“You don’t need to see the whole staircase, just take the first step.“
— Martin Luther King Jr.
Picture this:

You’re sitting at your desk, a heavy weight pressing down on your chest.
Work is piling up.
Deadlines long passed now glare like silent judges.
Projects you once poured your soul into lie half-finished.
Forms from home remain untouched.
Unread messages loom.
You’re sitting at your desk, a heavy weight pressing down on your chest.
Work is piling up.
Worse yet—messages read, but left on read, with no response sent.
… and what are you doing?
Staring into the abyss, waiting to see what stares back.
Not one spark of care for completion, even as the weight of it all becomes unbearable.
No vigour. No passion. Just stillness — stalled…
If that’s you…
You’re looking back at me from the other side of the abyss.
A couple of months ago, I wrote about the tug of war within — that ever-present battle between focus and distraction, between routine and passion.
But what happens when the rope slips from your grasp?
What happens when the wheels fall off? When the momentum fades? When the spark that once fueled your creativity dims to embers? When waking up feels like lifting lead, and the idea of doing becomes too much?
Lately, I’ve found myself in that space — the grey zone between action and inertia. The tug-of-war hasn’t ended, but the tension’s gone. My passions — as many and varied as they are — begin to scatter like dry leaves in the wind.
People say, “You’re good at so many things!”
Inside, I echo back, “I can’t seem to finish any of them.”
It’s frustrating.
Deflating.
But strangely, it’s not all loss.
In the mess, I’ve started noticing something valuable — the fragments I leave behind often become tools for later. A half-finished script. A paused photo series. An interview waiting for the right time. These aren’t failures — they’re seeds. And sometimes, without warning, they bloom years later.
The days you are most uncomfortable are the days you learn the most about yourself.”
Mary l bean, writer
So, what do I do in the meantime?
I hold the line.
I call it bare minimum mode.
I do enough to keep the gears turning: a small edit here, a bit of work there. I focus on what’s necessary. I know I’ll fall behind — that’s part of it. But the new goal is simple: no breakdown.
That’s not to say the breakdown doesn’t hover nearby.
Some days teeter.
Days when everything feels on the brink of collapse. Days when I want to disappear — to hide under the weight of it all.
And when those days come, I let them.
I rest.
I walk.
I move my body and reconnect with the ground beneath me.
And then, eventually, I reset.
Lately, I’ve managed to sidestep those days — just barely. And for that, I’m grateful. Because as helpful as breakdowns can be for reflection, they drain me to the bone.
So instead, I take slow, measured steps — one at a time — away from the edge. One photo tagged.
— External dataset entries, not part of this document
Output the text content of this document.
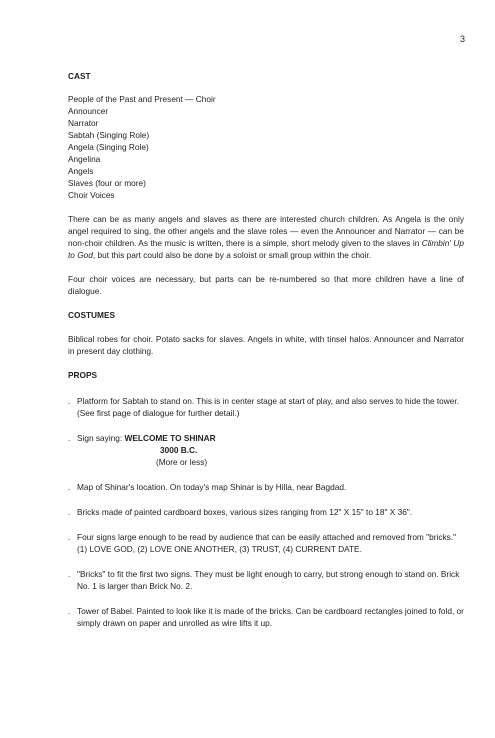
3
CAST
People of the Past and Present — Choir
Announcer
Narrator
Sabtah (Singing Role)
Angela (Singing Role)
Angelina
Angels
Slaves (four or more)
Choir Voices

There can be as many angels and slaves as there are interested church children. As Angela is the only angel required to sing, the other angels and the slave roles — even the Announcer and Narrator — can be non-choir children. As the music is written, there is a simple, short melody given to the slaves in Climbin' Up to God, but this part could also be done by a soloist or small group within the choir.

Four choir voices are necessary, but parts can be re-numbered so that more children have a line of dialogue.

COSTUMES

Biblical robes for choir. Potato sacks for slaves. Angels in white, with tinsel halos. Announcer and Narrator in present day clothing.

PROPS
. Platform for Sabtah to stand on. This is in center stage at start of play, and also serves to hide the tower. (See first page of dialogue for further detail.)
. Sign saying: WELCOME TO SHINAR
3000 B.C.
(More or less)
. Map of Shinar's location. On today's map Shinar is by Hilla, near Bagdad.
. Bricks made of painted cardboard boxes, various sizes ranging from 12" X 15" to 18" X 36".
. Four signs large enough to be read by audience that can be easily attached and removed from "bricks." (1) LOVE GOD, (2) LOVE ONE ANOTHER, (3) TRUST, (4) CURRENT DATE.
. "Bricks" to fit the first two signs. They must be light enough to carry, but strong enough to stand on. Brick No. 1 is larger than Brick No. 2.
. Tower of Babel. Painted to look like it is made of the bricks. Can be cardboard rectangles joined to fold, or simply drawn on paper and unrolled as wire lifts it up.
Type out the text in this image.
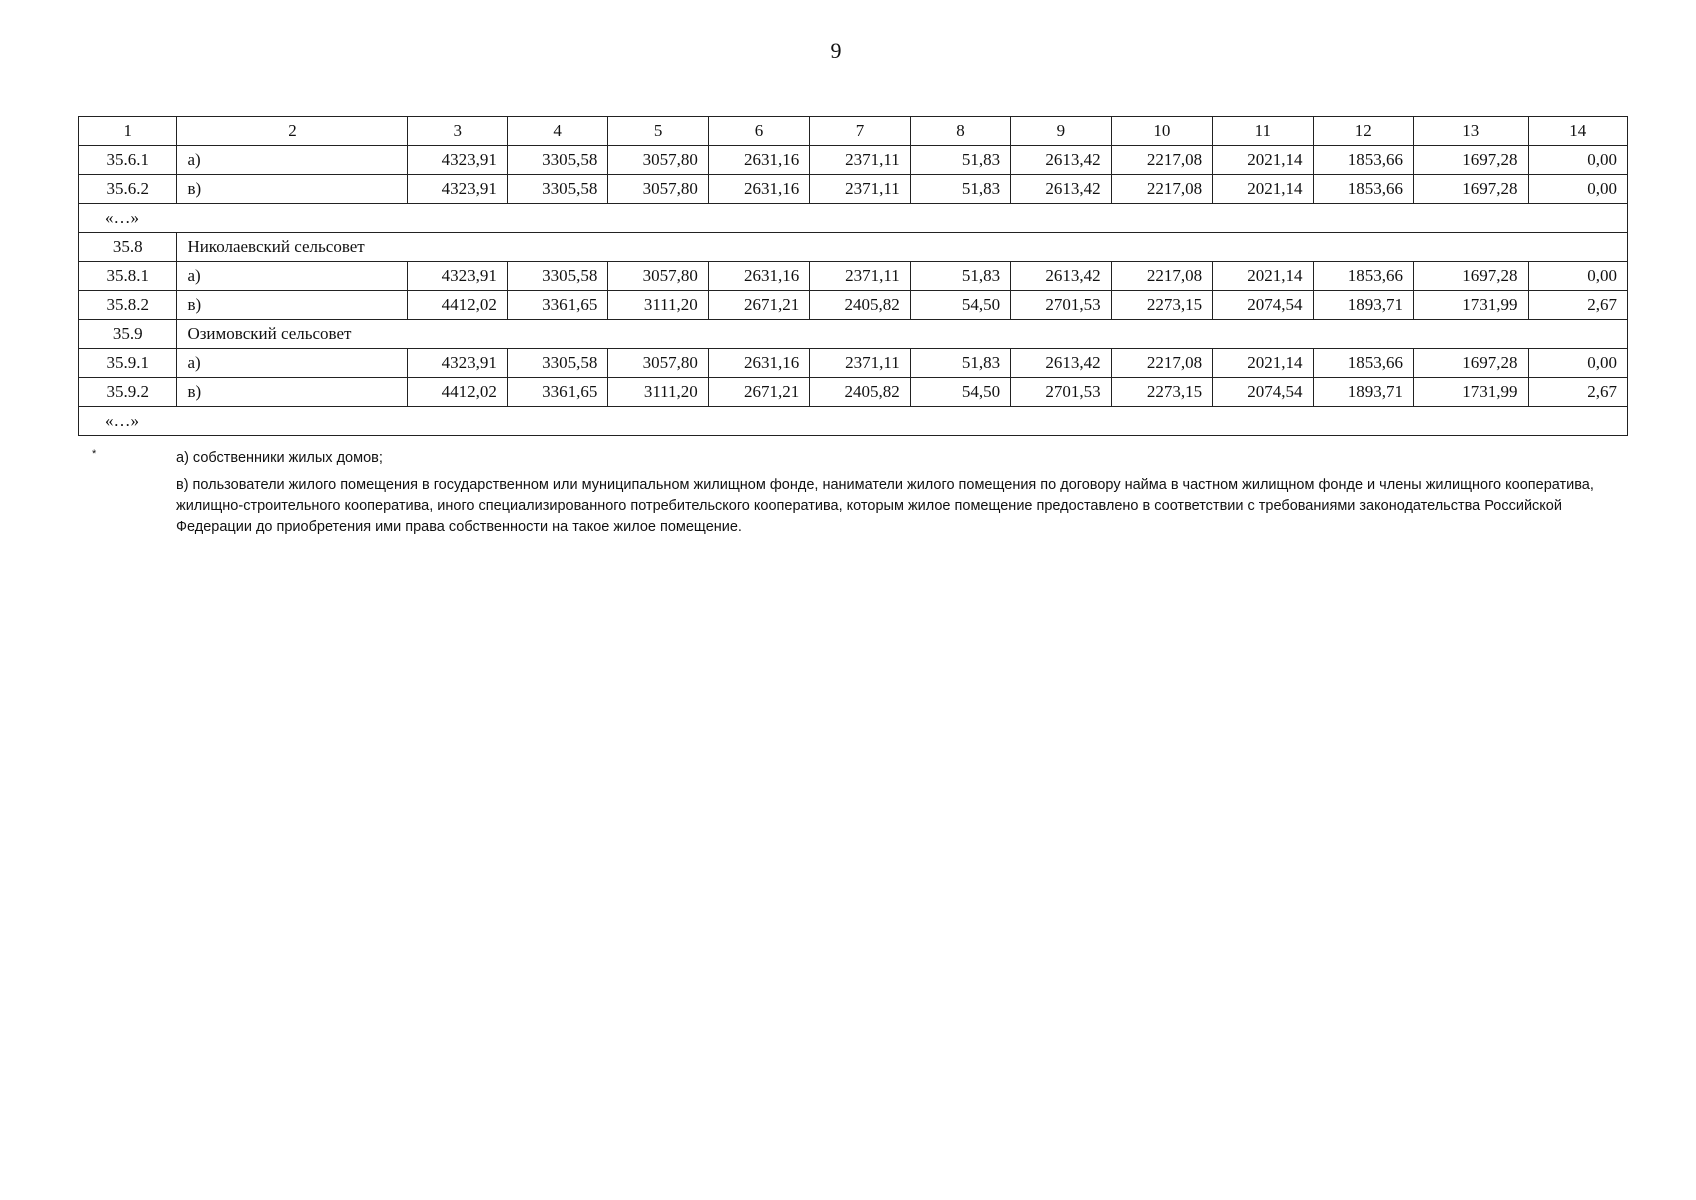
9
1	2	3	4	5	6	7	8	9	10	11	12	13	14
35.6.1	а)	4323,91	3305,58	3057,80	2631,16	2371,11	51,83	2613,42	2217,08	2021,14	1853,66	1697,28	0,00
35.6.2	в)	4323,91	3305,58	3057,80	2631,16	2371,11	51,83	2613,42	2217,08	2021,14	1853,66	1697,28	0,00
«…»													
35.8	Николаевский сельсовет												
35.8.1	а)	4323,91	3305,58	3057,80	2631,16	2371,11	51,83	2613,42	2217,08	2021,14	1853,66	1697,28	0,00
35.8.2	в)	4412,02	3361,65	3111,20	2671,21	2405,82	54,50	2701,53	2273,15	2074,54	1893,71	1731,99	2,67
35.9	Озимовский сельсовет												
35.9.1	а)	4323,91	3305,58	3057,80	2631,16	2371,11	51,83	2613,42	2217,08	2021,14	1853,66	1697,28	0,00
35.9.2	в)	4412,02	3361,65	3111,20	2671,21	2405,82	54,50	2701,53	2273,15	2074,54	1893,71	1731,99	2,67
«…»													
*	а) собственники жилых домов;
в) пользователи жилого помещения в государственном или муниципальном жилищном фонде, наниматели жилого помещения по договору найма в частном жилищном фонде и члены жилищного кооператива, жилищно-строительного кооператива, иного специализированного потребительского кооператива, которым жилое помещение предоставлено в соответствии с требованиями законодательства Российской Федерации до приобретения ими права собственности на такое жилое помещение.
One email replied to. One task done.

The horizon will come.
The sky will clear.
The unfinished will shrink.
And eventually, the sun will rise again over a smaller mountain of to-dos.
Until then, I remind myself of just two things:
- Don’t add more weight to the pile.
- Finish what’s already there — piece by piece.
There’s no magic cure for this, not for me. No perfect structure, no flawless plan.
Only this:
A quiet resolve to keep moving.
A daily commitment to grow.
And a large glass of compassion poured generously — for myself and…Maybe for you too.
“The cure for burnout is not ‘self-care’ but all of us caring for each other.”